6月15日に施行される住宅宿泊事業法(民泊新法)。全国で民泊を解禁する一方で、年間宿泊を180日以下に制限し、都道府県への届け出を義務づける。今年3月から届け出の受け付けを開始した。
新法には健全な民泊サービスの普及を図る狙いがあるが、その施行を前に起きているのが、個人の“撤退戦”だ。現在は民泊物件のほとんどが違法状態。大半は、個人の不動産投資家が大家から部屋を借り、民泊に転用しているとみられる。
都内も稼働率は6割弱
ホテルや民泊業者向けにAIを使った収益管理システムを提供するメトロエンジンによれば、都内ですら稼働率は6割弱、客室単価は1万円前後にすぎない。平均収益は頭打ちで、大家からの転借費用や外部委託する清掃費の上昇もあり、「(部屋を貸し出す)ホストの大半は儲かっていない状況」と田中良介CEOは指摘する。全国約5万件ある民泊のうち、新法施行を境に「8割は消えてもおかしくない」(同)。

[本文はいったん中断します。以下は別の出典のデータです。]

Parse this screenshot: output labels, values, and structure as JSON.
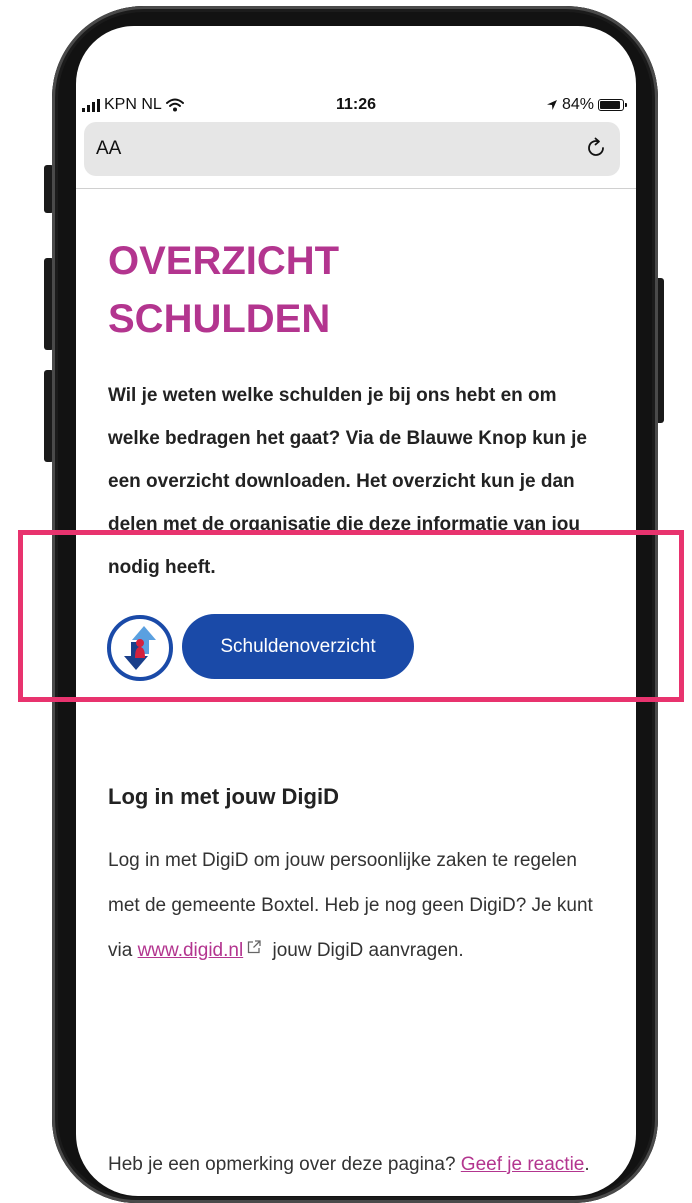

それに伴って撤退サービスが活況だ。民泊の運用代行や参入補助を手掛けるスイッチエンターテイメントは昨年2月、不用となった家財道具の処分を代行する民泊撤退サービス「撤退太郎」を開始。「これまで毎月20〜30件だったが、今後3カ月間は倍以上になるだろう」(川田雄大代表)。不用品の売買情報などを掲載するネット掲示板「ジモティー」には、撤退に伴う、一括売却の投稿が相次ぐ。
エアビーアンドビー日本法人は新法の説明会を実施するなど対応を進めるが、「新法に対応していない物件は非掲載になる」(長田英知執行役員)。不動産売買・賃貸ポータルサイトのSUUMOやANAホールディングスなどと提携し、次の合法的な民泊のあり方を模索している。
メトロエンジンの田中CEOは、新法施行後には「空き家を抱える不動産業者などが埋め合わせるように多数参入する」と予測する。個人の不動産投資家が退場した後の民泊はがらりと変わりそうだ。